Supply-chain checks are infamous for slowing teams down. SBOM generation, vulnerability scans, policy evaluations—if they produce noise, developers bypass them. But when checks connect to observability and SLOs, they become trusted gates. Projects like Keptn, Harness SRM, and Dynatrace’s Cloud Automation have shown the way: deploy decisions should be evidence-driven.
Here is how we make GitOps supply chains both secure and fast.
Capture evidence for every change
We instrument pipelines to attach evidence metadata to artifacts:
- SBOMs and vulnerability scan results (Trivy, Grype) stored as OCI artifacts alongside the image.
- Test outcomes from unit, integration, chaos, and performance stages.
- SLO snapshots capturing burn-rate, latency, and error metrics before and after deployment.
Evidence lives in an artifact catalog (Harbor, Artifactory) tagged with Git SHA, service, and environment.

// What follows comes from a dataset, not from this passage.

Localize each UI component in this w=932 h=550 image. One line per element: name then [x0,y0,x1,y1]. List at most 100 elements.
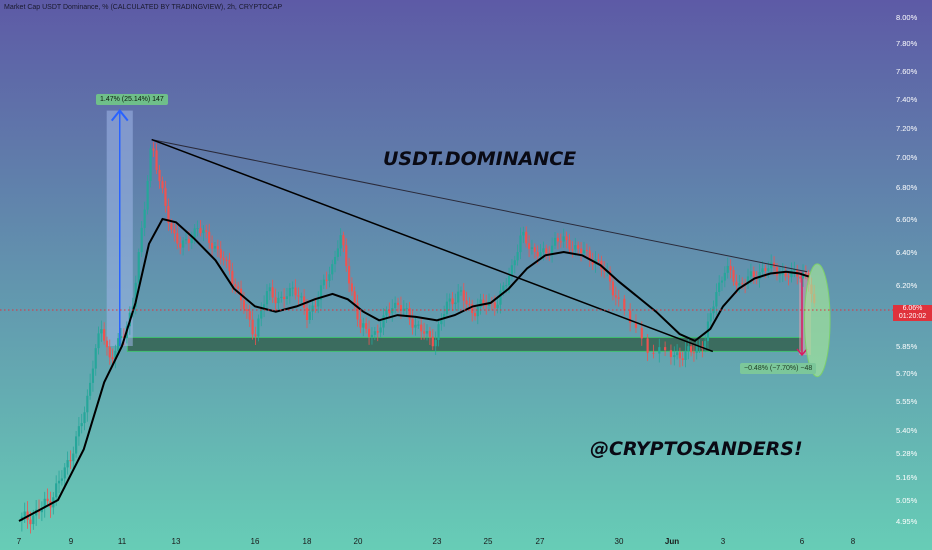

Keptn’s evidence spec inspired our metadata schema.
Wire evidence into GitOps decisions
Argo CD sync waves call out to a decision service (Keptn or custom Lambda) that:
- Fetches evidence for the artifact referenced by the manifest.
- Evaluates policy rules (OPA) covering CVSS thresholds, unresolved vulnerabilities, or missing attestations.
- Queries observability backends for live SLO state. If burn rate is high, the deploy pauses.
- Returns go/no-go verdicts with human-readable reasons.
Verdicts appear as PR comments and Slack updates. If a deploy pauses, engineers know exactly which evidence failed.
Automate post-deploy verification
Once Argo completes a sync, we trigger:
- Keptn evaluation sequences comparing pre/post-deploy metrics (latency, error rate, resource usage).
- Feature flag rollouts (LaunchDarkly) that gradually expose functionality while monitoring user-centric KPIs.
- OpenTelemetry trace diffing to spot regressions in critical code paths.
Results feed back into the evidence catalog. Future deployments reference historical performance to highlight risk trends.
Close the loop with SLOs
Every deploy attaches an SLO delta. We built a “deploy impact” dashboard showing:
- Error budget consumed per release.
- Time to detect anomalies.
- Rollbacks triggered by evidence failures.
This data informs product conversations. If a feature repeatedly erodes SLOs, product leads see it instantly—mirroring the telemetry-driven culture advocated by Honeycomb and Google.
Keep developers happy
We guard against friction by:
- Caching scan results for unchanged dependencies.
- Providing fast feedback (~5 minutes) for evidence checks using parallel pipelines.
- Allowing documented, time-bound exceptions through Git PRs with explicit approvals.
When developers understand the “why” and experience minimal delay, they embrace supply-chain checks rather than fighting them.
Evidence-driven GitOps blends security and reliability without sacrificing speed. It is the antidote to checkbox compliance—a system where data, not intuition, guides every deploy decision.